Well, the first part is true but... Visual Basic is pretty easy to learn but it doesn't mean it's the most useful in the majority of situations. I personally think the most useful language is Python, it's easy, the syntax is pleasant, there is an extensive set of libraries for it, it has an interactive interpreter, and it's not as completely slow as Ruby at the moment (and there are tools like Pyrex, Psyco, and others that can make Python as fast as C). The package system is a dream too (much better than Ruby's)
 
Well I meant that in the sense that he could learn whatever and then pick up something like python later.
 
Like 2 years ago, I was teaching myself Pascal/Python, but I just got tired of it.

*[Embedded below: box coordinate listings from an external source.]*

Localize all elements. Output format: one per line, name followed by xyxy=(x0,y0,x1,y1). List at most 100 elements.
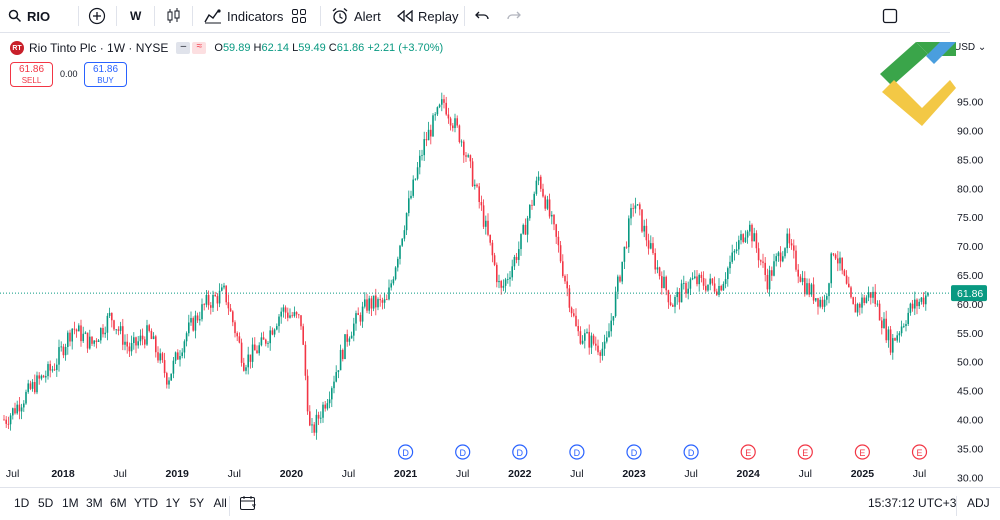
range-all[interactable]: All xyxy=(213,496,227,510)
earnings-marker[interactable]: E xyxy=(797,444,813,460)
candle-body xyxy=(353,323,355,336)
candle-body xyxy=(859,303,861,308)
candle-body xyxy=(740,234,742,241)
dividend-marker[interactable]: D xyxy=(512,444,528,460)
candle-body xyxy=(711,278,714,284)
range-1y[interactable]: 1Y xyxy=(165,496,181,510)
alert-button[interactable]: Alert xyxy=(331,0,381,32)
candle-body xyxy=(652,243,654,254)
candle-body xyxy=(762,261,764,263)
candle-body xyxy=(797,269,799,277)
symbol-search[interactable]: RIO xyxy=(8,0,50,32)
candle-body xyxy=(900,326,903,334)
dividend-marker[interactable]: D xyxy=(455,444,471,460)
candle-body xyxy=(771,270,773,276)
candle-body xyxy=(238,336,241,343)
candle-body xyxy=(498,280,500,283)
range-6m[interactable]: 6M xyxy=(110,496,127,510)
range-3m[interactable]: 3M xyxy=(86,496,103,510)
legend-toggle-compare[interactable]: ≈ xyxy=(192,42,207,54)
candle-body xyxy=(179,356,181,360)
candle-body xyxy=(157,352,159,361)
candle-body xyxy=(82,333,84,342)
change-value: +2.21 (+3.70%) xyxy=(367,42,444,54)
price-tick-label: 60.00 xyxy=(957,299,983,311)
candle-body xyxy=(861,297,863,308)
candle-body xyxy=(562,261,564,276)
sell-button[interactable]: 61.86 SELL xyxy=(10,62,53,87)
redo-button[interactable] xyxy=(506,0,522,32)
interval-button[interactable]: W xyxy=(130,9,142,23)
candle-body xyxy=(47,364,49,377)
sell-label: SELL xyxy=(21,76,42,85)
dividend-marker[interactable]: D xyxy=(398,444,414,460)
price-tick-label: 95.00 xyxy=(957,97,983,109)
candle-body xyxy=(779,252,782,262)
dividend-marker[interactable]: D xyxy=(626,444,642,460)
candle-body xyxy=(476,184,478,187)
undo-button[interactable] xyxy=(474,0,490,32)
price-tick-label: 90.00 xyxy=(957,126,983,138)
chart-type-button[interactable] xyxy=(166,0,182,32)
fullscreen-button[interactable] xyxy=(882,0,898,32)
candle-body xyxy=(537,176,540,181)
range-1d[interactable]: 1D xyxy=(14,496,30,510)
candle-body xyxy=(203,304,205,306)
candle-body xyxy=(478,186,480,203)
candle-body xyxy=(485,220,487,227)
candle-body xyxy=(586,331,588,334)
goto-date-button[interactable] xyxy=(239,495,257,516)
marker-label: D xyxy=(631,448,638,458)
candle-body xyxy=(845,275,848,284)
range-ytd[interactable]: YTD xyxy=(134,496,158,510)
candle-body xyxy=(141,335,144,340)
candle-body xyxy=(892,338,894,353)
candle-body xyxy=(225,285,227,303)
time-tick-label: 2025 xyxy=(851,468,875,480)
marker-circle xyxy=(683,444,699,460)
earnings-marker[interactable]: E xyxy=(911,444,928,460)
candle-body xyxy=(95,340,98,342)
earnings-marker[interactable]: E xyxy=(854,444,871,460)
buy-button[interactable]: 61.86 BUY xyxy=(84,62,127,87)
clock-label[interactable]: 15:37:12 UTC+3 xyxy=(868,496,957,510)
replay-button[interactable]: Replay xyxy=(397,0,458,32)
candle-body xyxy=(691,278,694,280)
candle-body xyxy=(491,242,494,256)
legend-toggle-hide[interactable]: – xyxy=(176,42,191,54)
candle-body xyxy=(698,274,700,285)
time-tick-label: Jul xyxy=(456,468,469,480)
candle-body xyxy=(119,326,122,331)
earnings-marker[interactable]: E xyxy=(740,444,756,460)
candle-body xyxy=(823,299,826,307)
adjust-toggle[interactable]: ADJ xyxy=(967,496,990,510)
candle-body xyxy=(258,345,260,354)
candle-body xyxy=(25,391,27,404)
range-5d[interactable]: 5D xyxy=(38,496,54,510)
range-1m[interactable]: 1M xyxy=(62,496,79,510)
bottom-toolbar: 1D 5D 1M 3M 6M YTD 1Y 5Y All 15:37:12 UTC+3 ADJ xyxy=(0,487,1000,520)
range-5y[interactable]: 5Y xyxy=(189,496,205,510)
candle-body xyxy=(256,350,258,354)
time-tick-label: 2022 xyxy=(508,468,532,480)
candle-body xyxy=(601,348,604,356)
divider xyxy=(154,6,155,26)
indicators-button[interactable]: Indicators xyxy=(204,0,283,32)
candle-body xyxy=(135,337,137,346)
currency-selector[interactable]: USD ⌄ xyxy=(954,42,986,53)
dividend-marker[interactable]: D xyxy=(569,444,585,460)
candle-body xyxy=(766,274,769,290)
candle-body xyxy=(234,322,236,334)
candle-body xyxy=(320,417,322,419)
price-chart[interactable]: 30.00 35.00 40.00 45.00 50.00 55.00 60.00 65.00… xyxy=(0,32,1000,487)
dividend-marker[interactable]: D xyxy=(683,444,699,460)
symbol-title[interactable]: Rio Tinto Plc · 1W · NYSE xyxy=(29,41,169,55)
candle-body xyxy=(735,249,738,251)
candle-body xyxy=(454,118,456,129)
compare-button[interactable] xyxy=(88,0,106,32)
candle-body xyxy=(199,319,201,321)
candle-body xyxy=(42,375,45,378)
candle-body xyxy=(621,261,623,282)
layouts-button[interactable] xyxy=(291,0,307,32)
candle-body xyxy=(705,285,707,291)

Not my kind of thing I guess, though I do have a couple friends who do like programming competitions and stuff. One of whom I know regularly places like top 10 in international competitions.
 
I took Computer Science in high school. Learned Python, C/C++. In grade 11, I was a part of my school's Robotics team programming our robot and it was either way too complex or I was just too lazy. Dunno. I didn't do as much as I'd have liked and let some other team members handle most things. After that I didn't think I was really cut out for programming so I've been going a different route with New Media.

Took two mandatory programming courses in first year university (going to my second year now). Python is still as awesome as it was in grade 9. I love Python =D Don't know anything advanced though.
 
Easiest to start with? I'm thinking Ruby... it's very forgiving and doesn't really force you into doing odd things.

As for most useful, C (or C++). Low-level, efficient, you can find a C compiler on nearly anything, and there's very little you can't do with it.
 
Low level doesn't necessarily mean useful. The amount of time it takes to develop something in C++ makes it much less useful for the vast majority of programming tasks. You can do anything in any language that is Turing complete but unless you're writing something like a server or a video game C++ just doesn't stack up as the bottlenecks will come from another aspect of the system and not the actual language itself (see: the majority of web applications are written in a scripting language because the bottleneck is the database access - which would be written in C.)